Dongeng Seorang Anak & Papa yang Bijaksana

Terselip seorang bapak dan anaknya yang pusat melakukan satu perjalanan melewati sebuah bukit. Tebing yang terjal serta lembah yang cukup curam mebuat mereka harus kian berhati-hati di dalam meniti tiap langkah suku. Anak yang bersama ayahnya itu uzur masih orang muda. Ayahnya memengaruhi anaknya untuk ikut mengerjakan perjalanan bersamanya, untuk menginstruksikan anak itu segala sesuatu tentang wilayah dan isinya. Agar bujang tersebut memperoleh banyak pengalaman dan kecakapan yang bermanfa’at.
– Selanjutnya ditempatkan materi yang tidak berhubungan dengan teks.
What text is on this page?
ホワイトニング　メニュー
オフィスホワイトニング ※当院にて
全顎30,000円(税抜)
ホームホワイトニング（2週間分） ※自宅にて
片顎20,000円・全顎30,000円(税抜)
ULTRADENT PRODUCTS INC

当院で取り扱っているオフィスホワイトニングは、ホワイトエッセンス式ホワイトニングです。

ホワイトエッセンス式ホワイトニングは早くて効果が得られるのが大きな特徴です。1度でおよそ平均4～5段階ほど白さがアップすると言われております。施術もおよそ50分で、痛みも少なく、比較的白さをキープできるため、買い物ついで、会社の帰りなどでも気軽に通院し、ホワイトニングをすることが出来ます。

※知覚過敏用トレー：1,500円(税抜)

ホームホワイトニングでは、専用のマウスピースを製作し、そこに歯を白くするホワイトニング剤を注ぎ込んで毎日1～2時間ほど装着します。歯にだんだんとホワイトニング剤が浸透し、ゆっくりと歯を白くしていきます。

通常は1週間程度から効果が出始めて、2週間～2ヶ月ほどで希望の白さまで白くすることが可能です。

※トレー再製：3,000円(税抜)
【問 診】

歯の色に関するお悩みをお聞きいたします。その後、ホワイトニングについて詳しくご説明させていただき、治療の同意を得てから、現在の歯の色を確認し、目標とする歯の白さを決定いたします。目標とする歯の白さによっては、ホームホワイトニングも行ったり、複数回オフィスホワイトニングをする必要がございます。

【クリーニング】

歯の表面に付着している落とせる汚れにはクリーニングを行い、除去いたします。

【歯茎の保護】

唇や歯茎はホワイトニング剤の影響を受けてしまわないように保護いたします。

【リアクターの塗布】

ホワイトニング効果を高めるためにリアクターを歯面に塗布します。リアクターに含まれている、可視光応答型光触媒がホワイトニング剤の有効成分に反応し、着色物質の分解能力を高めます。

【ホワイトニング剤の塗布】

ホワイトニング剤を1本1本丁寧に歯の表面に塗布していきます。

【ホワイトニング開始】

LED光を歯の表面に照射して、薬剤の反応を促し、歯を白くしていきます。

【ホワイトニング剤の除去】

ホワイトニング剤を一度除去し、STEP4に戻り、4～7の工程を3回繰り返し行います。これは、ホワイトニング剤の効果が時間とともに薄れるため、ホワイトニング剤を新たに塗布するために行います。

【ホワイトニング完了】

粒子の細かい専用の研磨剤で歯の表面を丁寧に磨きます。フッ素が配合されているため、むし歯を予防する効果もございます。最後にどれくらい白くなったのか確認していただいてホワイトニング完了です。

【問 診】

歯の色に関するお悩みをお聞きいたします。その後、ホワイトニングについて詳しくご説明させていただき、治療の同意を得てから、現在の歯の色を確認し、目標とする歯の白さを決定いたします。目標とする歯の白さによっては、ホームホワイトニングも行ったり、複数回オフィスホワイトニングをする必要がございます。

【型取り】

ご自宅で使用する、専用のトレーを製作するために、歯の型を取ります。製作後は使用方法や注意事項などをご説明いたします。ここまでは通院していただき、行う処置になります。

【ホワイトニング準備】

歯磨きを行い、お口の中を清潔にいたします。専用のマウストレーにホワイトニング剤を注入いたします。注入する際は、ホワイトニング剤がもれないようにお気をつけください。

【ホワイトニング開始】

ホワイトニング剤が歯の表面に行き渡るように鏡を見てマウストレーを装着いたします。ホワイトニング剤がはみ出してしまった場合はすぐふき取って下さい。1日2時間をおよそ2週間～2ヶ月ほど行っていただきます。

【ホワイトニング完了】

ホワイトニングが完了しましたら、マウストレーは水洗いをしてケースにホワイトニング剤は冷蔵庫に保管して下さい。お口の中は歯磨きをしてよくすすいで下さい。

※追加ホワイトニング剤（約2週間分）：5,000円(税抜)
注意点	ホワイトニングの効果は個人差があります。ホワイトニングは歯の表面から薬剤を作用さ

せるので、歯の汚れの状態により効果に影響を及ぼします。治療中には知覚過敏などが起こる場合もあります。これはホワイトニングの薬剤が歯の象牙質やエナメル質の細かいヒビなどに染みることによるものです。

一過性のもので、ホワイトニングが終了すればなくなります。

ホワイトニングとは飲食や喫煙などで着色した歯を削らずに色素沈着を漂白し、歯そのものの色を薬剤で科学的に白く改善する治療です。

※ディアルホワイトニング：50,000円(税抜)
Pelancongan yang cukup jauh membuat abi dan keturunan itu cukup kelelahan. Sampai tanpa berencana sang budak terpeleset & hampir jatuh. dongeng Dengan tulus anak tersebut berteriak karena kaget. “ Waaaaahhhhh… ”. tapi si ayah beserta cekatan marah tangan anaknya dan membantunya untuk kembali berdiri. Bujang itu tertegun, ada substansi yang di fikirkanya. Dia ingin mengetes lagi. “Haaaaaaiiiiiiii…. ”. pekik anak tersebut dari untuk gunung. Dulu dari kejauhan terdengar taklimat yang sama menjawab teriakanya. ” Haaaaaaiiiii… ”. anak itu semakin rongseng.
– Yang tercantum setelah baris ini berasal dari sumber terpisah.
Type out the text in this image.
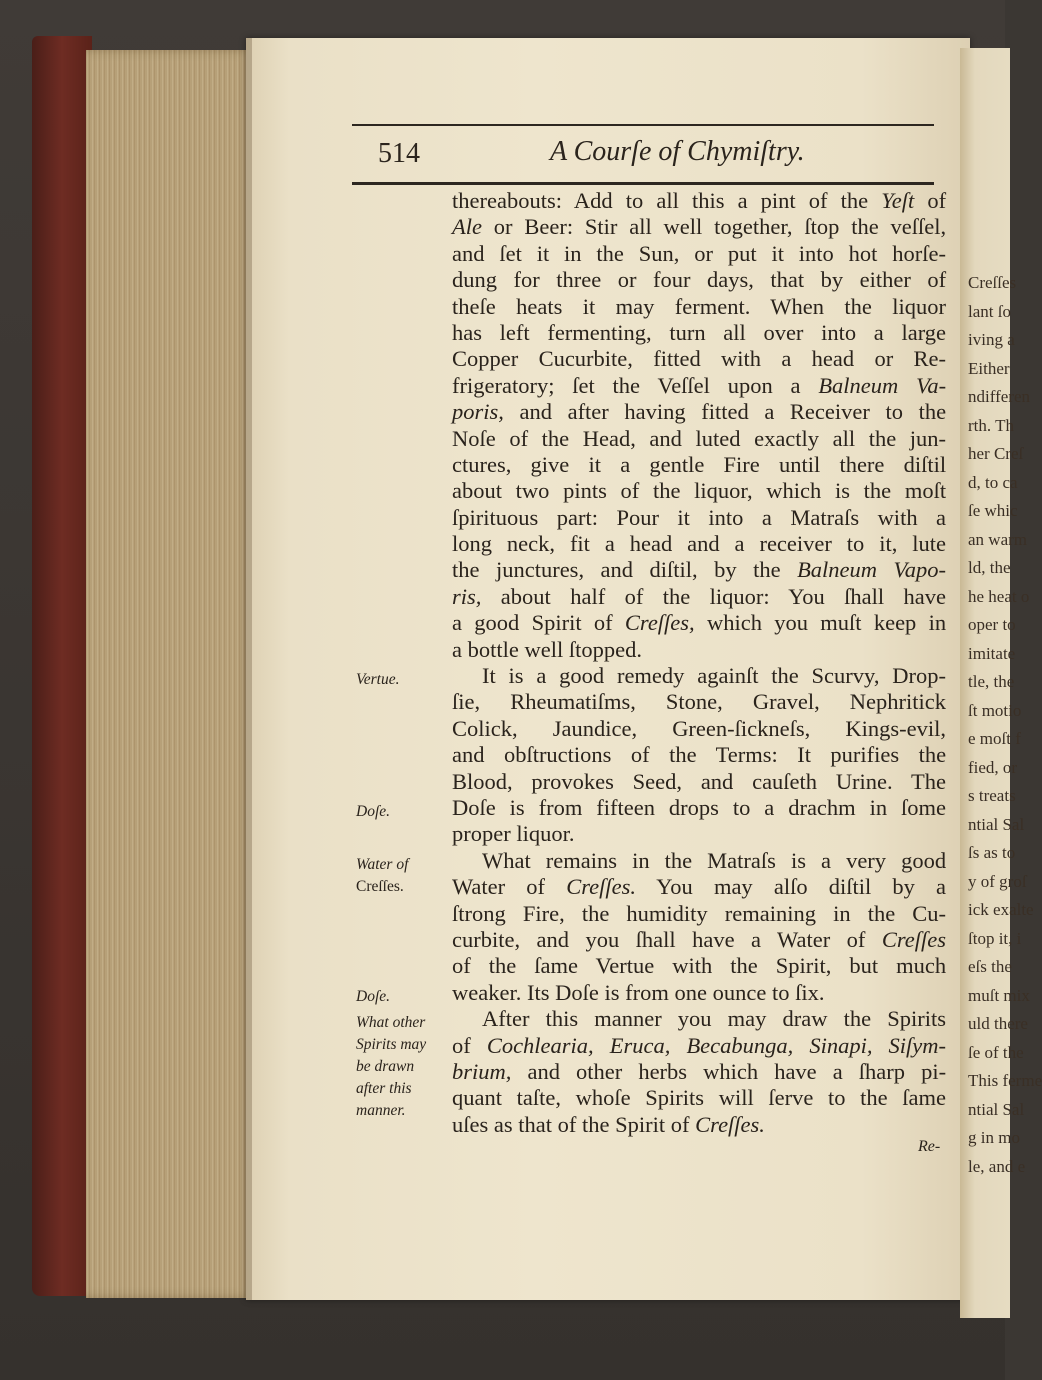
Creſſes
lant ſo
iving a
Either
ndifferen
rth. Th
her Creſ
d, to ca
ſe whic
an warm
ld, the
he heat o
oper to
imitate
tle, the
ſt motio
e moſt f
fied, or
s treats
ntial Sal
ſs as to
y of groſ
ick exalte
ſtop it, i
eſs the
muſt mix
uld there
ſe of the
This ferme
ntial Sal
g in mo
le, and e
514	A Courſe of Chymiſtry.
thereabouts: Add to all this a pint of the Yeſt of
Ale or Beer: Stir all well together, ſtop the veſſel,
and ſet it in the Sun, or put it into hot horſe-
dung for three or four days, that by either of
theſe heats it may ferment. When the liquor
has left fermenting, turn all over into a large
Copper Cucurbite, fitted with a head or Re-
frigeratory; ſet the Veſſel upon a Balneum Va-
poris, and after having fitted a Receiver to the
Noſe of the Head, and luted exactly all the jun-
ctures, give it a gentle Fire until there diſtil
about two pints of the liquor, which is the moſt
ſpirituous part: Pour it into a Matraſs with a
long neck, fit a head and a receiver to it, lute
the junctures, and diſtil, by the Balneum Vapo-
ris, about half of the liquor: You ſhall have
a good Spirit of Creſſes, which you muſt keep in
a bottle well ſtopped.
It is a good remedy againſt the Scurvy, Drop-
ſie, Rheumatiſms, Stone, Gravel, Nephritick
Colick, Jaundice, Green-ſickneſs, Kings-evil,
and obſtructions of the Terms: It purifies the
Blood, provokes Seed, and cauſeth Urine. The
Doſe is from fifteen drops to a drachm in ſome
proper liquor.
What remains in the Matraſs is a very good
Water of Creſſes. You may alſo diſtil by a
ſtrong Fire, the humidity remaining in the Cu-
curbite, and you ſhall have a Water of Creſſes
of the ſame Vertue with the Spirit, but much
weaker. Its Doſe is from one ounce to ſix.
After this manner you may draw the Spirits
of Cochlearia, Eruca, Becabunga, Sinapi, Siſym-
brium, and other herbs which have a ſharp pi-
quant taſte, whoſe Spirits will ſerve to the ſame
uſes as that of the Spirit of Creſſes.
Vertue.
Doſe.
Water of
Creſſes.
Doſe.
What other
Spirits may
be drawn
after this
manner.
Re-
“Siaaapaaaaa kaaaammmuuuuuu…? ”. teriaknya lagi. Serta dari teritori yang jauh pun terkuak hal yang serupa pula “ Siaaapaaaaa kaaammmuuuuu…? “. Bani itu semakin tak menyadari, dia semakin di bakal penasaran sama asal dari suara hal itu. “ Aku bertanya pada mu, siapa nama mu? ”. Pekik anak tersebut lagi. & lagi-lagi dia mendapat tantangan yang seperti. Anak itu di buat jengkel oleh suara yang tak puguh itu.

“ Kamu tuli ya? Kamu gila? ”. Teriak budak itu sedang. Tapi balasan yang dia terima senantiasa sama pada apa yang di ucapkanya. Anak ini semakin muak. “Kamu menjahatkan ku ya? Ku gabungan sama memfilter ku umpama kata kamu kekar.. ”. teriaknya lagi. Dan lagi-lagi dia mendapat petunjuk yang sedarah. Melihat watak polah anaknya, sang rama hanya mampu tersenyum. Kemudian dia membuat anaknya hal itu untuk menutup. “Nak.. sewajarnya kamu pekik begini.. Kamu tampan.. engkau baik.. engkau anak yang manis.. ”. Kata ayahnya.
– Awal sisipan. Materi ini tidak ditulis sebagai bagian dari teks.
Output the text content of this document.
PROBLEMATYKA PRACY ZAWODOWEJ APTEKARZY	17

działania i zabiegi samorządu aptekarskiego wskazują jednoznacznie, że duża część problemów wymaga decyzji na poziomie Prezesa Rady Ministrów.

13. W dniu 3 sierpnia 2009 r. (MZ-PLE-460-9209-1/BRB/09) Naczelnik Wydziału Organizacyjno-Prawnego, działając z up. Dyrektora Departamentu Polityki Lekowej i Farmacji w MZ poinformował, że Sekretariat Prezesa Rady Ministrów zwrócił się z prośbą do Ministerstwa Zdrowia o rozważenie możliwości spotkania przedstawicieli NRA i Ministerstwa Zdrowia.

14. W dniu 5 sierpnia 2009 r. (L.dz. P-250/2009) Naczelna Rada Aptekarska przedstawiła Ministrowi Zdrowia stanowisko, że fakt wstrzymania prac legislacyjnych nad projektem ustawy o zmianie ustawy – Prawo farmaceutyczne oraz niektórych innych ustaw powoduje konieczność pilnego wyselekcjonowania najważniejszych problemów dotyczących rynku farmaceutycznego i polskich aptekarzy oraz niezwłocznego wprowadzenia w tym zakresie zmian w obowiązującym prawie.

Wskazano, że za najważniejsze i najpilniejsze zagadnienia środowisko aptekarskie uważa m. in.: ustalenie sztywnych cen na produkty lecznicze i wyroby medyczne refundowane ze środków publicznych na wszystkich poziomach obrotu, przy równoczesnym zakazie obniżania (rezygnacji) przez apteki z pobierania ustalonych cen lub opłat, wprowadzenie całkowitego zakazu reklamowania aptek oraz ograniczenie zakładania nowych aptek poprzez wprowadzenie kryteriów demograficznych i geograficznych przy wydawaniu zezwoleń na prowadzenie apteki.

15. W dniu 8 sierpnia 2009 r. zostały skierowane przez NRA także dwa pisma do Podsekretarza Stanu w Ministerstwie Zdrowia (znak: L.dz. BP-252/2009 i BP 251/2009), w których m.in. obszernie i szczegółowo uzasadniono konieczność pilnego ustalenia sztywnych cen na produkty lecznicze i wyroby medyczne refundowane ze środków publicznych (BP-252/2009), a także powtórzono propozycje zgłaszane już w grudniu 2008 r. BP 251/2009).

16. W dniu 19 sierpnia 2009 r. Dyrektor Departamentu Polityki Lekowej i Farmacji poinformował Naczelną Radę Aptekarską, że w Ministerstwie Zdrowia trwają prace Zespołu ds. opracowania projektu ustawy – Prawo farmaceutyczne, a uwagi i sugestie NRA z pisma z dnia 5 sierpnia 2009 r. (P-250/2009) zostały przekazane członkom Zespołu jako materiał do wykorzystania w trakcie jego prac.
Sang keturunan pun menuruti kata-kata ayahnya. Dan anehnya, dia mendengar suara di seberang kian juga menolong dia. Sebab rasa rongseng, sang anak pun dan lalu bertanya dalam ayahnya. “ Sebenarnya dia itu siapa yah? Kenapa dia turut-menurut semua yang aku bicarakan? ’. Tanya sang anak. Sang ayah pun kemudian menjelaskan.. “ Itu ialah gema tanggapan nak.. gaung dari tanggapan mu yang di pantulkan oleh tebing dan liang di gunung ini. Dia membalas tiap apa yang kamu katakan. Jika kau berkata elok, maka dia juga bakal menjawab indah. Jika kau berkata jelek, maka dia pun bakal menjawab hal yang buruk pula. Karena dia terwujud dari segalanya yang engkau katakan sendiri”.

“Begitupun hidup.. dalam umur, kamu mau menuai apa pun yang kau tanam. Kalau kamu mengamalkan baik di sesama, oleh sebab itu kamu mau mendapat balasan yang cantik pula. Bila kamu perbuatan jahat di sesama, oleh karena itu kamu pula biar akan merekam balasan yang serupa juga”. Jelas sang ayah. & anak tersebut pun mulai mengerti parafrasa dari 1 buah kehidupan. Karena sebenarnya, roh adalah visi dari pincang balik apa yang kita lakukan.